VMware Datos IO
Enterprise Caliber Data Consistent Backup
Minimize Application Downtime
- Near-zero recovery point and recovery time objectives (RPOs and RTOs)
- Single-click and orchestrated recovery
- Granular collection-level recovery
Increase Operational Efficiency
- Flexible policy-based management
- Recovery to different topology database clusters (testing and development)

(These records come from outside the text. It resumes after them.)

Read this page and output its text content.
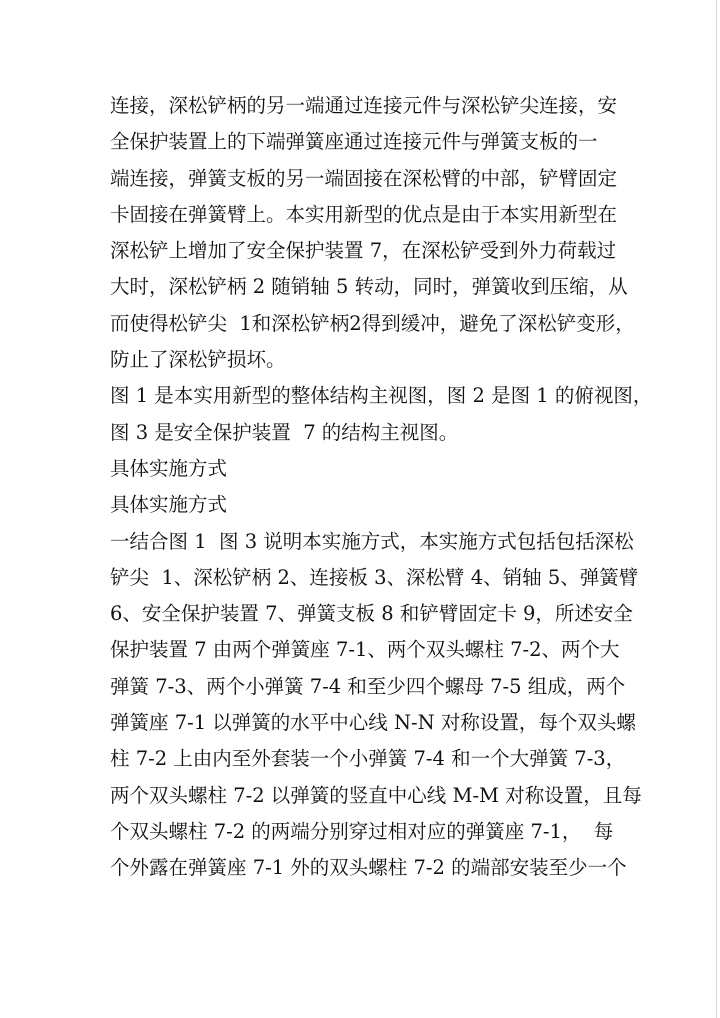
连接，深松铲柄的另一端通过连接元件与深松铲尖连接，安
全保护装置上的下端弹簧座通过连接元件与弹簧支板的一
端连接，弹簧支板的另一端固接在深松臂的中部，铲臂固定
卡固接在弹簧臂上。本实用新型的优点是由于本实用新型在
深松铲上增加了安全保护装置 7，在深松铲受到外力荷载过
大时，深松铲柄 2 随销轴 5 转动，同时，弹簧收到压缩，从
而使得松铲尖  1和深松铲柄2得到缓冲，避免了深松铲变形，
防止了深松铲损坏。
图 1 是本实用新型的整体结构主视图，图 2 是图 1 的俯视图，
图 3 是安全保护装置  7 的结构主视图。
具体实施方式
具体实施方式
一结合图 1  图 3 说明本实施方式，本实施方式包括包括深松
铲尖  1、深松铲柄 2、连接板 3、深松臂 4、销轴 5、弹簧臂
6、安全保护装置 7、弹簧支板 8 和铲臂固定卡 9，所述安全
保护装置 7 由两个弹簧座 7-1、两个双头螺柱 7-2、两个大
弹簧 7-3、两个小弹簧 7-4 和至少四个螺母 7-5 组成，两个
弹簧座 7-1 以弹簧的水平中心线 N-N 对称设置，每个双头螺
柱 7-2 上由内至外套装一个小弹簧 7-4 和一个大弹簧 7-3，
两个双头螺柱 7-2 以弹簧的竖直中心线 M-M 对称设置，且每
个双头螺柱 7-2 的两端分别穿过相对应的弹簧座 7-1，  每
个外露在弹簧座 7-1 外的双头螺柱 7-2 的端部安装至少一个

- Automated failure handling
Increase Storage Efficiency
- Industry-first semantic deduplication
- Advanced support for compacted database tables
- On-premises or public cloud use
- Compatibility with NetApp® ONTAP® 9 software
- Performance and availability benefits of NetApp arrays
The Data Protection Challenge
Rapid proliferation in social, mobile, cloud, and Internet-of-Things are driving enterprises to deploy hyper-scale, distributed, data-centric applications. Applications and uses cases such as customer analytics, e-commerce, security, surveillance, and business intelligence are driving increasing requirements for scale of data and speed of transaction processing Enterprises are rapidly adopting massively scalable and non-relational databases, such as Apache Cassandra and MongoDB, to service the data requirements of these high-volume, high-ingestion-rate, and real-time applications. Simultaneously , they are utilizing VMware based virtual infrastructures to increase their agility in deploying scalable, non-relational databases. Compared to installing and configuring database nodes on individual bare metal machines, they can be installed, configured and deployed rapidly in a VMware environment. Installation and configuration can even be orchestrated using VMware orchestration tools, resulting in “turn on a dime” deployment and expansion agility in private and hybrid clouds.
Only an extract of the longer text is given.